Reggie discovered quickly that his degree rescued him from, in his words, “an unsatisfying environment”. But he paid costs, as well, and he remembers first realizing it one year at Thanksgiving. With his new income, Reggie bought a new car a few days previous, thinking he would like to drive to his grandma’s house because he thought his extended family would feel proud of what he had done so young. But his cousins, aunts, and uncles were coldly distant to him – in retrospect he says this had been happening for awhile, but he only realized it when he bought a new car – and joked with him about how he was too good for them now. But Reggie wasn’t laughing, and over the next year comments were routinely framed at Reggie’s expense without even an attempt at humor. It was clear – Reggie had no idea what he had done to mark him as suddenly being arrogant and above his humble upbringings, but Reggie became an outsider at extended family outings, and was made the butt of cruel jokes about what he and his money could now do over social media. He tried as hard as he could but he said his family said, when Reggie talked about putting Christmas presents on layaway, that he was “phony” – which he was, because he no longer did.
Soon, after realizing that his friends were imposing on him more and more (they did in college, he said, but “there wasn’t much to impose on”) his friends from his neighborhood and his high school were reacting to him in the same way. Additionally, while Reggie was working 50 hours a week or more, his friends were working less and spending their time not working around each other, strengthening their bond and experiences
He made new friends – work friends, mostly, since he worked long hours, as did they – but he found that they weren’t like him either. They were friends of convenience as opposed to friends developed through long years together, and he found that he wasn’t quite “one of them” either. His work friends, to the last one, all had vastly different experiences than he did – they spent frivolously and always seemed to just always have more, spent their vacations hiking (Reggie didn’t see the point of hiking and thought camping was ridiculous, something I, as an avid hiker and camper, tried to convince him to try sometime). His friends bonded over the Bears with him and how awful the Bears always were, or how much they liked it when a colleague was away on work, but he didn’t enjoy his time with them much. He also thought that they didn’t enjoy spending time with him.

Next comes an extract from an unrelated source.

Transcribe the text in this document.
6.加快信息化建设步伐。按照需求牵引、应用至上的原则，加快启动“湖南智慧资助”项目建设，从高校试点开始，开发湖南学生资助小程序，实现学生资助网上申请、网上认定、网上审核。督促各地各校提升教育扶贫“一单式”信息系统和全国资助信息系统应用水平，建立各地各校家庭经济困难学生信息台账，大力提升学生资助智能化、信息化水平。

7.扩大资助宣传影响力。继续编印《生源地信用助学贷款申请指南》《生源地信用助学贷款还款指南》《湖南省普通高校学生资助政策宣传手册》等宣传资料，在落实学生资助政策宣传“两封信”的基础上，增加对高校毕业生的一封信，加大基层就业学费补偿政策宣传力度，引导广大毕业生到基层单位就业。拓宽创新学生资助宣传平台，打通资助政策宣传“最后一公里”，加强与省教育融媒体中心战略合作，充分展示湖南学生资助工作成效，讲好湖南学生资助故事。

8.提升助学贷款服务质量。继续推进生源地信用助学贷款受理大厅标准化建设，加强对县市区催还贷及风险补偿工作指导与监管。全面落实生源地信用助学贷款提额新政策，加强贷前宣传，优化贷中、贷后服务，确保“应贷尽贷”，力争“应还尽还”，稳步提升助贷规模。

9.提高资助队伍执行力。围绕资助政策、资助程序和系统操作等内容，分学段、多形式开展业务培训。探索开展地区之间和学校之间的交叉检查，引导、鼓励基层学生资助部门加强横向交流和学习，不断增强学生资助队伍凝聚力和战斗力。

Reggie has since become engaged to a girl he met on social media, a girl he says his family is nice to but doesn’t really like. He doesn’t understand how to invest money and feels like going on vacations is more stressful than relaxing, so he doesn’t.
“I like who I am right now. But I paid a price for it all, and it wasn’t in tuition.”
This isn’t to say that a college education isn’t a worthwhile goal – far from it. But sometimes students know that their academic and financial success doesn’t always make them feel very successful. For some, a degree means creating separation from them and their families. For others, it means taking a risk or giving up and old life - not just in financial terms - and sometimes, in the words of a wise teacher I know, "sometimes we cling to the things that hold us back".